Die Fragen sind ernst gemeint, ich bin offensichtlich "zu blöd", möchte
aber das Wissen erlangen, um selber mal ein paar Kabel zwischen Keller
und 1. Obergeschoss ziehen zu können...
Gruß, Horst
Horst schrieb:
> - Werden die Dosen selbst geerdet?> - Oder erdet man über Schirmung des Patchkabels von der Dose zum> Computer?
Die Verbindung RJ45-Dose <-> PC sollte als ungeschirmtes Patchkabel
passieren, eben um Masseschleifen zu verhindern.
Das festverlegte Kabel wird ja normalerweise auf ein Patchfeld geführt,
und dort wird geerdet. Die eigentlichen Patchkabel dann auch wieder
ungeschirmt.
> - Mein Switch hat ein SNT ohne Schutzleiter. An welchen Stellen> verbindet man in der Verkabelung dann die Erdung mit der Schirmung?
Patchfeld. Siehe oben :)
>- Womit misst man eigentlich, ob es gefährliche Potentialunterschiede>zwischen verschiedenen Dosen/Computern und dem Switch im Keller gibt?
Das ist Aufgabe des Elektrikers. Und der ist i.A. auch dafür
verantwortlich, einen vernünftigen Potentialausgleich zu schaffen.
Sollte das z.B. aus baulichen Gründen nicht möglich sein, dann ist
TP-Verkabelung grundsätzlich nicht geeignet. Die Verwendung
ungeschirmter Leitungen zur Umgehung des Problems würde ich vorsichtig
ausgedrückt als "Workaround" bezeichnen. Man kann es auch "Murks"
nennen. Spätestens bei Gigabit-Links wird das nicht mehr richtig
funktionieren, i.d.R. arbeitet auch ein 100-MBit-Netz bereits
suboptimal. Defekte an den Switches oder Netzwerkkarten sind auch nicht
selten eine Folge. Bei nicht behebbaren Potentialunterschieden ist LWL
die bessere Wahl oder notfalls ein spezieller Potentialtrenner.
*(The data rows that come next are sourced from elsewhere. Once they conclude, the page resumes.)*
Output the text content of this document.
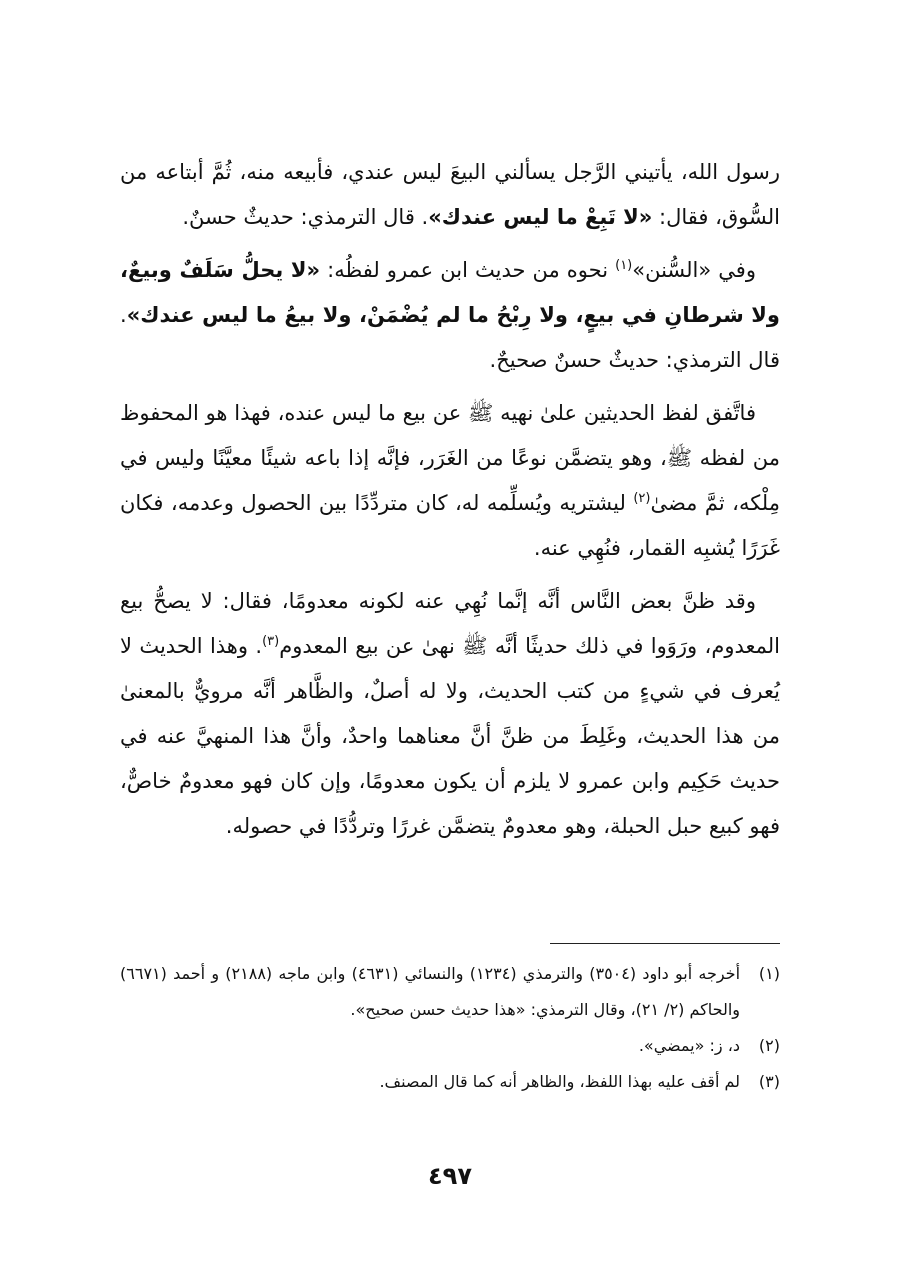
رسول الله، يأتيني الرَّجل يسألني البيعَ ليس عندي، فأبيعه منه، ثُمَّ أبتاعه من السُّوق، فقال: «لا تَبِعْ ما ليس عندك». قال الترمذي: حديثٌ حسنٌ.

وفي «السُّنن»$^{(١)}$ نحوه من حديث ابن عمرو لفظُه: «لا يحلُّ سَلَفٌ وبيعٌ، ولا شرطانِ في بيعٍ، ولا رِبْحُ ما لم يُضْمَنْ، ولا بيعُ ما ليس عندك». قال الترمذي: حديثٌ حسنٌ صحيحٌ.

فاتَّفق لفظ الحديثين علىٰ نهيه ﷺ عن بيع ما ليس عنده، فهذا هو المحفوظ من لفظه ﷺ، وهو يتضمَّن نوعًا من الغَرَر، فإنَّه إذا باعه شيئًا معيَّنًا وليس في مِلْكه، ثمَّ مضىٰ$^{(٢)}$ ليشتريه ويُسلِّمه له، كان متردِّدًا بين الحصول وعدمه، فكان غَرَرًا يُشبِه القمار، فنُهِي عنه.

وقد ظنَّ بعض النَّاس أنَّه إنَّما نُهِي عنه لكونه معدومًا، فقال: لا يصحُّ بيع المعدوم، ورَوَوا في ذلك حديثًا أنَّه ﷺ نهىٰ عن بيع المعدوم$^{(٣)}$. وهذا الحديث لا يُعرف في شيءٍ من كتب الحديث، ولا له أصلٌ، والظَّاهر أنَّه مرويٌّ بالمعنىٰ من هذا الحديث، وغَلِطَ من ظنَّ أنَّ معناهما واحدٌ، وأنَّ هذا المنهيَّ عنه في حديث حَكِيم وابن عمرو لا يلزم أن يكون معدومًا، وإن كان فهو معدومٌ خاصٌّ، فهو كبيع حبل الحبلة، وهو معدومٌ يتضمَّن غررًا وتردُّدًا في حصوله.

(١)
أخرجه أبو داود (٣٥٠٤) والترمذي (١٢٣٤) والنسائي (٤٦٣١) وابن ماجه (٢١٨٨) و أحمد (٦٦٧١) والحاكم (٢/ ٢١)، وقال الترمذي: «هذا حديث حسن صحيح».
(٢)
د، ز: «يمضي».
(٣)
لم أقف عليه بهذا اللفظ، والظاهر أنه كما قال المصنف.
٤٩٧
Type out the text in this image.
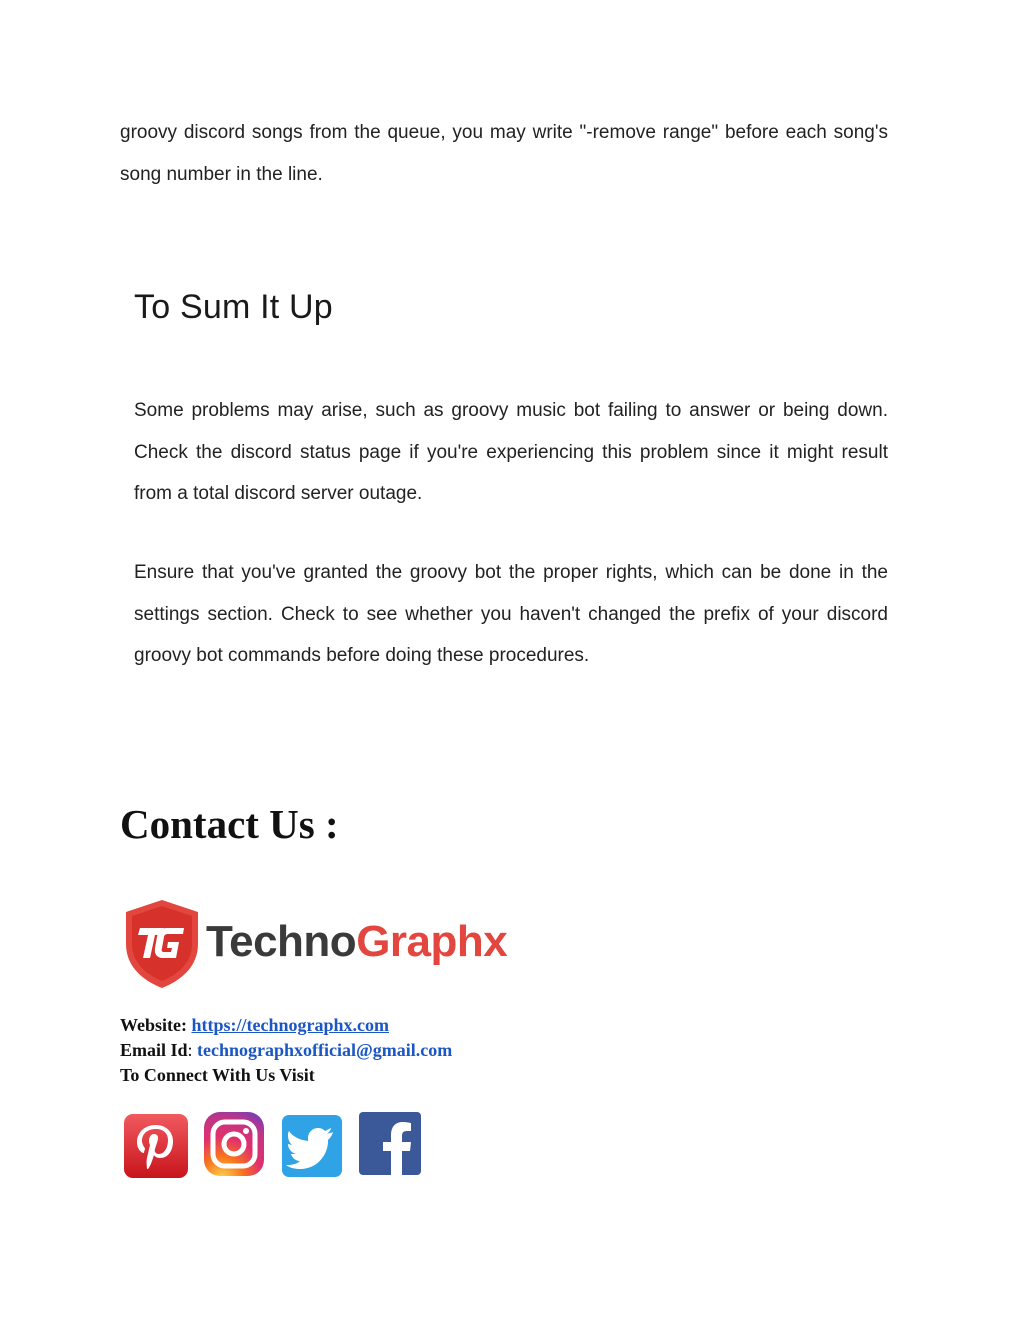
groovy discord songs from the queue, you may write "-remove range" before each song's song number in the line.

To Sum It Up

Some problems may arise, such as groovy music bot failing to answer or being down. Check the discord status page if you're experiencing this problem since it might result from a total discord server outage.

Ensure that you've granted the groovy bot the proper rights, which can be done in the settings section. Check to see whether you haven't changed the prefix of your discord groovy bot commands before doing these procedures.

Contact Us :
TechnoGraphx
Website: https://technographx.com
Email Id: technographxofficial@gmail.com
To Connect With Us Visit
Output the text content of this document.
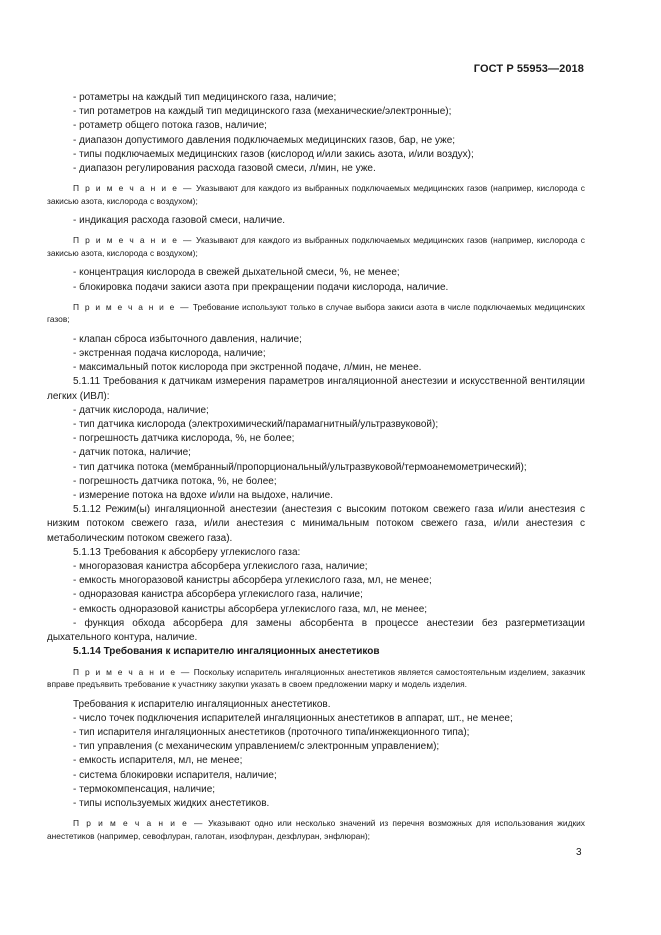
ГОСТ Р 55953—2018

- ротаметры на каждый тип медицинского газа, наличие;

- тип ротаметров на каждый тип медицинского газа (механические/электронные);

- ротаметр общего потока газов, наличие;

- диапазон допустимого давления подключаемых медицинских газов, бар, не уже;

- типы подключаемых медицинских газов (кислород и/или закись азота, и/или воздух);

- диапазон регулирования расхода газовой смеси, л/мин, не уже.

П р и м е ч а н и е — Указывают для каждого из выбранных подключаемых медицинских газов (например, кислорода с закисью азота, кислорода с воздухом);

- индикация расхода газовой смеси, наличие.

П р и м е ч а н и е — Указывают для каждого из выбранных подключаемых медицинских газов (например, кислорода с закисью азота, кислорода с воздухом);

- концентрация кислорода в свежей дыхательной смеси, %, не менее;

- блокировка подачи закиси азота при прекращении подачи кислорода, наличие.

П р и м е ч а н и е — Требование используют только в случае выбора закиси азота в числе подключаемых медицинских газов;

- клапан сброса избыточного давления, наличие;

- экстренная подача кислорода, наличие;

- максимальный поток кислорода при экстренной подаче, л/мин, не менее.

5.1.11 Требования к датчикам измерения параметров ингаляционной анестезии и искусственной вентиляции легких (ИВЛ):

- датчик кислорода, наличие;

- тип датчика кислорода (электрохимический/парамагнитный/ультразвуковой);

- погрешность датчика кислорода, %, не более;

- датчик потока, наличие;

- тип датчика потока (мембранный/пропорциональный/ультразвуковой/термоанемометрический);

- погрешность датчика потока, %, не более;

- измерение потока на вдохе и/или на выдохе, наличие.

5.1.12 Режим(ы) ингаляционной анестезии (анестезия с высоким потоком свежего газа и/или анестезия с низким потоком свежего газа, и/или анестезия с минимальным потоком свежего газа, и/или анестезия с метаболическим потоком свежего газа).

5.1.13 Требования к абсорберу углекислого газа:

- многоразовая канистра абсорбера углекислого газа, наличие;

- емкость многоразовой канистры абсорбера углекислого газа, мл, не менее;

- одноразовая канистра абсорбера углекислого газа, наличие;

- емкость одноразовой канистры абсорбера углекислого газа, мл, не менее;

- функция обхода абсорбера для замены абсорбента в процессе анестезии без разгерметизации дыхательного контура, наличие.

5.1.14 Требования к испарителю ингаляционных анестетиков

П р и м е ч а н и е — Поскольку испаритель ингаляционных анестетиков является самостоятельным изделием, заказчик вправе предъявить требование к участнику закупки указать в своем предложении марку и модель изделия.

Требования к испарителю ингаляционных анестетиков.

- число точек подключения испарителей ингаляционных анестетиков в аппарат, шт., не менее;

- тип испарителя ингаляционных анестетиков (проточного типа/инжекционного типа);

- тип управления (с механическим управлением/с электронным управлением);

- емкость испарителя, мл, не менее;

- система блокировки испарителя, наличие;

- термокомпенсация, наличие;

- типы используемых жидких анестетиков.

П р и м е ч а н и е — Указывают одно или несколько значений из перечня возможных для использования жидких анестетиков (например, севофлуран, галотан, изофлуран, дезфлуран, энфлюран);

3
Wie Reinhard schon richtig ausgeführt hat, wird die Erdung nur zentral
am Patchfeld vorgenommen. Die Masse der Dosen wird an den Schirm des
Kabels (oder bei UTP an den Massedraht) geführt. Beim Auflegen der Adern
muß man peinlich darauf achten, daß die Verdrillung bis auf wenige
Millimeter vor der Klemmstelle erhalten bleibt. Eine zu frühe Aufhebung
der Verdrillung ist die häufigste Ursache für schlechte Links.